マリーベルが繰り出したそれを軽やかに避け、『彼』は地面に降り立った。
「おっと、相変わらず手が早い。いや、判断が早いのか。だが、ここはちょっと収めてくれると嬉しいね! 何せほら、御客人の前だ」
「何しに来やがった! ラウル・ルスバーグ!」
アーノルドが睨み付けた先、そこに立つ貴公子が涼やかに笑う。
「彼らが居る前だとマズいんだ。ほら、ここって『他家』に門外不出だろう? 平民の君たちならまだしも、一応は貴族の僕は入れない」
「不法侵入じゃないです!? 何を残念がるのかヘボ探偵!」
「その代わり、扉を開ける鍵を出そうと言うんだ。安心したまえよ、今日の僕は君の敵じゃない。これは、『彼』からの贈り物でもあるのさ」
いつの間にか、アーノルドの手の平にあった鍵は再び、ラウルの指先に摘ままれている。
「贈り物、だと?」
「ほら、侯爵との決闘に君は勝利したろう。その時に何か、言われなかったかな。

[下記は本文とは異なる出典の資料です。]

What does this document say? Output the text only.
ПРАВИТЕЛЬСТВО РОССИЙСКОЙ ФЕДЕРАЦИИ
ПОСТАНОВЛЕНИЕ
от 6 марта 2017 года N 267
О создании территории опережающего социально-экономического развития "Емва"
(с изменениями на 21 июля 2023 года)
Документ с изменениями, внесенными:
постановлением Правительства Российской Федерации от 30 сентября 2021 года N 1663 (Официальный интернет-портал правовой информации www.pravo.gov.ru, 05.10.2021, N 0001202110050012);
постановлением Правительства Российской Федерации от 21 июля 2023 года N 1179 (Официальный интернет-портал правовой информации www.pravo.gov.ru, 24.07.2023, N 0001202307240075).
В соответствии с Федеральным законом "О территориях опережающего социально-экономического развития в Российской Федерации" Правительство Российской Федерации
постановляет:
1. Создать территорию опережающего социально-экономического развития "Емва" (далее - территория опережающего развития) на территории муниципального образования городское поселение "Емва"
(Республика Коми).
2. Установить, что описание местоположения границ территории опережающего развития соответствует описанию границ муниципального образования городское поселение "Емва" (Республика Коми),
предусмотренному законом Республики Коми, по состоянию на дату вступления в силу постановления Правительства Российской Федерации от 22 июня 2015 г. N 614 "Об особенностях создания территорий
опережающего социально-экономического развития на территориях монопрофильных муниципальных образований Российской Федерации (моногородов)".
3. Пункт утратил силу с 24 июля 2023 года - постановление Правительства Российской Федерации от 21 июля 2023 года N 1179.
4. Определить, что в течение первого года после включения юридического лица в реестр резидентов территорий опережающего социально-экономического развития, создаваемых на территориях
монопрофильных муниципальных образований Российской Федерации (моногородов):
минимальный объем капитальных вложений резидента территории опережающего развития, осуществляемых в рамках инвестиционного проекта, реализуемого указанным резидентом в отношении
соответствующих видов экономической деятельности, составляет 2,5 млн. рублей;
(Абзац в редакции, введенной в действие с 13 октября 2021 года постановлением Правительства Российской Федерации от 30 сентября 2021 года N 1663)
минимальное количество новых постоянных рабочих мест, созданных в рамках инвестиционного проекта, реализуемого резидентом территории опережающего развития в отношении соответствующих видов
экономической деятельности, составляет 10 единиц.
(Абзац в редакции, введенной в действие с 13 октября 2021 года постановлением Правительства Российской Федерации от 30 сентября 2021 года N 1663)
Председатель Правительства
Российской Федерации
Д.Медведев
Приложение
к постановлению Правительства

褒美がどうこう、とか」
『――私に勝てば、報酬をやろう。君が望むであろう、垂涎の褒美だ』
レーベンガルドの言葉が、脳裏に蘇る。
そうだ、と。アーノルドは思い出す。
しかるべき時に、しかるべき手段で。あの男は、確かにそう言っていた。
(まさか、そういうことなの、か?)
あちらこちらに忙しく、中々に出かける時間も少なかったグローア・ローディアム。
それが丁度、作品の納品が終わり、予定していた招待会も主催者が欠席となり。
そうして、お互いの予定が擦り合わされたその日に、都合の良すぎる雨と風だ。
更に、不意に調子を崩し、この場を離れた男爵母子はどうだ。
まるで、そう。全てが予め、定められていたかのように――
「あいつ、まさか。最期に使っていたのか。自分の『祝福』を……」
「僕はこの先のモノを見たい。どうしても見たい。きっとそれは、君たちにとっても有意義だと思うけどね」
鍵を手の内で弄びながら、公爵家次男は実に嬉しそうに微笑む。